PIMCO anticipates equity-like returns despite the steep declines in yield
Bond investors could still earn equity-like returns in 2024, despite bond yields falling sharply from last year's highs, says Pacific Investment Management Company (PIMCO). The firm believes the recent rally in bonds will continue over the next six to 12 months, but not extended in a way that would warrant increasing exposure to interest rates, as they recommended in October.
Global yields are "back in line with our expected ranges," with inflation and growth risks "more symmetrical," economist Tiffany Wilding and chief investment officer for global fixed income Andrew Balls write. "At this point, we don"t see duration extension as a compelling tactical trade".
PIMCO anticipates "a downward shift toward stagnation or mild contraction" this year, with the US faring better than Australia, the UK, and the euro-zone, whose economies are more interest-rate sensitive. If the current economic conditions persist, bonds are likely to earn returns similar to equities based on current initial yield levels, PIMCO says. "If current economic conditions persist, bonds have the potential to earn equity-like returns based on today"s starting yield levels," the report says.

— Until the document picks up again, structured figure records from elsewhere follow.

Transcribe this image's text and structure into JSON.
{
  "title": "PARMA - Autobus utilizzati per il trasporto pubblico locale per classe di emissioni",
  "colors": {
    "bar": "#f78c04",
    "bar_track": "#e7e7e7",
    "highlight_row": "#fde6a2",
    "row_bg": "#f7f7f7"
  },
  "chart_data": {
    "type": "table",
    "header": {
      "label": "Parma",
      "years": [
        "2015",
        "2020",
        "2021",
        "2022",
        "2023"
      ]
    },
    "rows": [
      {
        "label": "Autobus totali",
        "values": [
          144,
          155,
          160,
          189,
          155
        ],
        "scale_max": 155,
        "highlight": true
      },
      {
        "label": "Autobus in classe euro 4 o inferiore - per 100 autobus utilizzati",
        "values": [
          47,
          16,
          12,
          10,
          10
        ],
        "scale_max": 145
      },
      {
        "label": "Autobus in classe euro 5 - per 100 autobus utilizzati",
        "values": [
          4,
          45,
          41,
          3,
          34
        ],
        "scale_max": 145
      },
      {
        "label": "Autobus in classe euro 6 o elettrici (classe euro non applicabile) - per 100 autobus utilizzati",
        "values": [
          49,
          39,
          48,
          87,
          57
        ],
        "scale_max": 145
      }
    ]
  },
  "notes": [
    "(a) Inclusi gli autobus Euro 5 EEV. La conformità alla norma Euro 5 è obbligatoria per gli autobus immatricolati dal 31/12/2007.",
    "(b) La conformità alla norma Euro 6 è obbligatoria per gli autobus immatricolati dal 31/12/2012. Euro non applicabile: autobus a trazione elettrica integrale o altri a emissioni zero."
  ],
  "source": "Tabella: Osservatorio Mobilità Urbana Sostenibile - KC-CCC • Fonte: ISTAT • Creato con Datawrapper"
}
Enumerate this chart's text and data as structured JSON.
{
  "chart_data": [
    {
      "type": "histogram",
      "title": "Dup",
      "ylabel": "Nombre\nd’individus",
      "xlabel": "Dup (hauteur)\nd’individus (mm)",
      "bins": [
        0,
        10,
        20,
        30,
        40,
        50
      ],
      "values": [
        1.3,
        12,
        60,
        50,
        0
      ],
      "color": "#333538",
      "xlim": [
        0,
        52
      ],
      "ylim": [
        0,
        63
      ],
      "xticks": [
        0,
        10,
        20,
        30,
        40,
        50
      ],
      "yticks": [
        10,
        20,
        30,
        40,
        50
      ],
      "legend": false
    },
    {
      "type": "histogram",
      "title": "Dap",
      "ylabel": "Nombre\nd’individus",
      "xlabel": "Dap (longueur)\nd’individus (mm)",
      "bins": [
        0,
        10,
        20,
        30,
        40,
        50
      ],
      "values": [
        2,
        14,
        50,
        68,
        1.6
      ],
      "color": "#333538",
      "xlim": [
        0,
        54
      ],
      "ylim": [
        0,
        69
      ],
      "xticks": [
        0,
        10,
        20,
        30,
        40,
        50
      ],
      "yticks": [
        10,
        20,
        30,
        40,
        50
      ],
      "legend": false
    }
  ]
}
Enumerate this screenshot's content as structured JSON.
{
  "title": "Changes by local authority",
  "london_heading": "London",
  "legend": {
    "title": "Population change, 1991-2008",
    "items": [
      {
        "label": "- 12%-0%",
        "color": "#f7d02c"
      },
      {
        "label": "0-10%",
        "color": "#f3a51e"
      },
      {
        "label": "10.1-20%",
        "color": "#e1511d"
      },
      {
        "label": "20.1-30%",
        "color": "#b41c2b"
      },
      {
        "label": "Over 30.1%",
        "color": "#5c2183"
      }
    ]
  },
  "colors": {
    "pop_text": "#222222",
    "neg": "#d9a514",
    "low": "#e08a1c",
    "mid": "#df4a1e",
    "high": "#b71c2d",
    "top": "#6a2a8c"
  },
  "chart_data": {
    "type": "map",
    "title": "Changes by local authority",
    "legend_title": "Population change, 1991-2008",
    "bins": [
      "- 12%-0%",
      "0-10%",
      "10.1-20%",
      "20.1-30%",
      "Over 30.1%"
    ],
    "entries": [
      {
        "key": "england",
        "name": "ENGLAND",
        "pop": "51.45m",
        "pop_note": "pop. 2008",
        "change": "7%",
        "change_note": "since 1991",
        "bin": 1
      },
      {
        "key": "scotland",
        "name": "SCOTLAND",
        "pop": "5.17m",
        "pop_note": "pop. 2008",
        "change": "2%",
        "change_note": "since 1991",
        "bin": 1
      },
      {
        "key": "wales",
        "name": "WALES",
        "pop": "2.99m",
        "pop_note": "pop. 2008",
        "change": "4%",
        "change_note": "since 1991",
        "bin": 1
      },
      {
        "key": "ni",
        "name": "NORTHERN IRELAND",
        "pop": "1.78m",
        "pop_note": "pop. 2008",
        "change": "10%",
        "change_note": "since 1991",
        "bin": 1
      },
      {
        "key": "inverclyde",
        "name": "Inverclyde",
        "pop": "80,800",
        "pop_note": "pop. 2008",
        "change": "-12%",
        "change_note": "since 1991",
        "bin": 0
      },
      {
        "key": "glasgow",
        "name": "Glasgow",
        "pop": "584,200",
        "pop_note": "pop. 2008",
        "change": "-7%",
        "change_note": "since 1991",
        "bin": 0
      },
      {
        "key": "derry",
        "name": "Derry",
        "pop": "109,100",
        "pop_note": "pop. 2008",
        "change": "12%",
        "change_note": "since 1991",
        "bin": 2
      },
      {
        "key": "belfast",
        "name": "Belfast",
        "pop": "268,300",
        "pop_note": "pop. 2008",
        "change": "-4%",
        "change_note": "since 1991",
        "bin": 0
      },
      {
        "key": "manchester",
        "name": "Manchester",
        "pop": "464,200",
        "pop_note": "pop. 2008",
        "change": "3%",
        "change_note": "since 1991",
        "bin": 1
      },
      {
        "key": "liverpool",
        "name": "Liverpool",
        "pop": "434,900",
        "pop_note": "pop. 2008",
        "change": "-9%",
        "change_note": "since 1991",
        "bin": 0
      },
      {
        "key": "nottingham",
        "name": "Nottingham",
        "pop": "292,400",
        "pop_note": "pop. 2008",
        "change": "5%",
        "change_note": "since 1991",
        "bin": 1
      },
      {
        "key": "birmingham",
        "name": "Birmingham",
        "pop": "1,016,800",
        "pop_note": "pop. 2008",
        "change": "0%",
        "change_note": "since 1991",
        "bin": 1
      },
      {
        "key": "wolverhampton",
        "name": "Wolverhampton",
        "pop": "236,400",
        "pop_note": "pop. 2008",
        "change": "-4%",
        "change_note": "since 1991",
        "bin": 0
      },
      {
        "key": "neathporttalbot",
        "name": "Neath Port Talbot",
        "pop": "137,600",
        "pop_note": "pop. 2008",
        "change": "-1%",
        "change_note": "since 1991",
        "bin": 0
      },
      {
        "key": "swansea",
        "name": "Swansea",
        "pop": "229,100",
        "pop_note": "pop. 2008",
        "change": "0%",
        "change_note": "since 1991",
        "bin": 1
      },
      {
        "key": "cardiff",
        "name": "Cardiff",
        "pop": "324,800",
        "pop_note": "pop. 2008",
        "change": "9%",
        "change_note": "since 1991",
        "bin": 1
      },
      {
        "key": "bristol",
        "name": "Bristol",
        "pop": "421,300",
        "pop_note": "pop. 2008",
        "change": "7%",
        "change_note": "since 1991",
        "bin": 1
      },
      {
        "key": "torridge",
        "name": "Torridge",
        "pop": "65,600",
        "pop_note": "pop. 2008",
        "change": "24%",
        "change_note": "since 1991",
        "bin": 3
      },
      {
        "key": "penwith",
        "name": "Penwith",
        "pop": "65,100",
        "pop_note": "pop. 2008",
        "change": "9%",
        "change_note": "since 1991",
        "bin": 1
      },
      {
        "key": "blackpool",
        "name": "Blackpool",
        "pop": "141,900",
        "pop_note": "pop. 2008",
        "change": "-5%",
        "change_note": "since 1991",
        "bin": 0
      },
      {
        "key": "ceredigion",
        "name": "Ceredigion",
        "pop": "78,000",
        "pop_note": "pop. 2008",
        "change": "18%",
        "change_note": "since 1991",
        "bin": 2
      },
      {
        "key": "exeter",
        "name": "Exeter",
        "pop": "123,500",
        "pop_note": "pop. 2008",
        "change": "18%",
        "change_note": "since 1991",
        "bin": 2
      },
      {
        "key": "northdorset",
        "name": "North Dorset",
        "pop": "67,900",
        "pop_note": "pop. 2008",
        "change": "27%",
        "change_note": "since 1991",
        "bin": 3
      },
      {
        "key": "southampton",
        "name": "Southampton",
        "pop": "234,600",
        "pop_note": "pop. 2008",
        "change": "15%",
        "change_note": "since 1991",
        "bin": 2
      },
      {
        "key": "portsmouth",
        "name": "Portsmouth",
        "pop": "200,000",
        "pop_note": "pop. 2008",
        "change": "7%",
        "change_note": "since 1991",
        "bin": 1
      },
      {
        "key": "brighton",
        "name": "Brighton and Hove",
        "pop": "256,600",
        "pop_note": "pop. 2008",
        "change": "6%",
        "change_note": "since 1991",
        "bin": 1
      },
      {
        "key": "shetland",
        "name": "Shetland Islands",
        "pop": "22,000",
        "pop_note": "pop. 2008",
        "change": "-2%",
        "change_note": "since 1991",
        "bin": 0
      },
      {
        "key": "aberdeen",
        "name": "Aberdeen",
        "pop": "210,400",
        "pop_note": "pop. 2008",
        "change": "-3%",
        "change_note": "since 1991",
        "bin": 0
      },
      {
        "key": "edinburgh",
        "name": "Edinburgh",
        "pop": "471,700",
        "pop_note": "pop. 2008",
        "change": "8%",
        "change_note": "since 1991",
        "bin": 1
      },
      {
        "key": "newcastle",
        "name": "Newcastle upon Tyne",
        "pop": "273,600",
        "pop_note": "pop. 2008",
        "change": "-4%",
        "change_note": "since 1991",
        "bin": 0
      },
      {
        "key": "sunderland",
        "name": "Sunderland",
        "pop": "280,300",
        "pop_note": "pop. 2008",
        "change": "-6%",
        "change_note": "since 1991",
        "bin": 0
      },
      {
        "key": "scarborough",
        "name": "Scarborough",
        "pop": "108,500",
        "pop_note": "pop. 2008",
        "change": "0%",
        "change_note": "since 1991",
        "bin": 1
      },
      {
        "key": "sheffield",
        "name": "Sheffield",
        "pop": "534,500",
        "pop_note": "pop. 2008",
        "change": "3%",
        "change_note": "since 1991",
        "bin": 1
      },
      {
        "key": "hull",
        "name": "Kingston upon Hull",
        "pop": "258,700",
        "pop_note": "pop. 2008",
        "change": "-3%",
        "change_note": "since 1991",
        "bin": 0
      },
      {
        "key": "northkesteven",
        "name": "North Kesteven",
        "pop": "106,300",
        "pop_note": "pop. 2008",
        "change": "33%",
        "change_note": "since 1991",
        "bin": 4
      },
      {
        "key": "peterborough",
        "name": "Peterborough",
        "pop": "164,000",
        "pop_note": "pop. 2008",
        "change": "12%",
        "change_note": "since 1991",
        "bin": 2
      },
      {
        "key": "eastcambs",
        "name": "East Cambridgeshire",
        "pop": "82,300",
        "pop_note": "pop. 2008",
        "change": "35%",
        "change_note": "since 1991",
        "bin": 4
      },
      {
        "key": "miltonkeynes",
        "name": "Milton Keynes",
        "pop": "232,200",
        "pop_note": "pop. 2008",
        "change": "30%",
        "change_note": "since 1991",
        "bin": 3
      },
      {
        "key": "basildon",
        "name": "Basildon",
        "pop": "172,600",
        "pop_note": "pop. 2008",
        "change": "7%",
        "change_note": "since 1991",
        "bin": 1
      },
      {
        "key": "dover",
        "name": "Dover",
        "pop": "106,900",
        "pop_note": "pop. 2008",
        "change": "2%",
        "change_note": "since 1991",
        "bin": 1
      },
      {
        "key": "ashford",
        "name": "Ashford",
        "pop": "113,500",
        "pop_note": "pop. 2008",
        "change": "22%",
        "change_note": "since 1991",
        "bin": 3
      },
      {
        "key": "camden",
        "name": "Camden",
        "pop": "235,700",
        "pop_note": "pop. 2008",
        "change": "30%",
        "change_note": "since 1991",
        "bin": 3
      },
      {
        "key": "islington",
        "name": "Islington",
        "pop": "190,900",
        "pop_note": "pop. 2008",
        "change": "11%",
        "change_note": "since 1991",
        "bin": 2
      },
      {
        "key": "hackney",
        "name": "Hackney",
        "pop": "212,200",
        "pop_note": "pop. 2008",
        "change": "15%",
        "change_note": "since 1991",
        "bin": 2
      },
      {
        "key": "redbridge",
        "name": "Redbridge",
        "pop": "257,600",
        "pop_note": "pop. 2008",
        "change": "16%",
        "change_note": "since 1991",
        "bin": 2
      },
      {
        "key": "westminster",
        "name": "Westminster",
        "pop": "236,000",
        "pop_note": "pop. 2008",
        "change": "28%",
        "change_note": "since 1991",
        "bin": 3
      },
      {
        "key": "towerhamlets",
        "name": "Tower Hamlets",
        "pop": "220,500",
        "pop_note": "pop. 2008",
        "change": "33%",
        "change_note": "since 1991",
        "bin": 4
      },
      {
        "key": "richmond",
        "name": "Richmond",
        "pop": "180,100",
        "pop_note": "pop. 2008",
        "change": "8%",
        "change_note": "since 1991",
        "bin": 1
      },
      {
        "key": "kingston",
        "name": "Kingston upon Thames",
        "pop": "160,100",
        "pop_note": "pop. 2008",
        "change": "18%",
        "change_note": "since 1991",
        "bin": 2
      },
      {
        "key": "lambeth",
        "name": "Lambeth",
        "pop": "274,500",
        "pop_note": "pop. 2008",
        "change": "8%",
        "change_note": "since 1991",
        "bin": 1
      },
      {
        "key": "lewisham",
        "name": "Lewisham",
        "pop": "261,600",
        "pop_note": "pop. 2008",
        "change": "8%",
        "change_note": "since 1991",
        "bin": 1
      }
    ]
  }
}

PIMCO expects the Fed to begin cutting rates in the middle of this year and eventually bring them back to or slightly above pre-2020 levels. However, the firm also said it is too early to declare a victory over inflation, which could rise again due to "the recent market-based easing of financial conditions" and the strong performance of the consumer and corporate sectors.
If the Fed starts cutting interest rates, yields on nearly $6 trillion in money market funds could fall quickly, the firm said, and investors risk "missing out by holding cash too long while trying to time a re-entry into markets."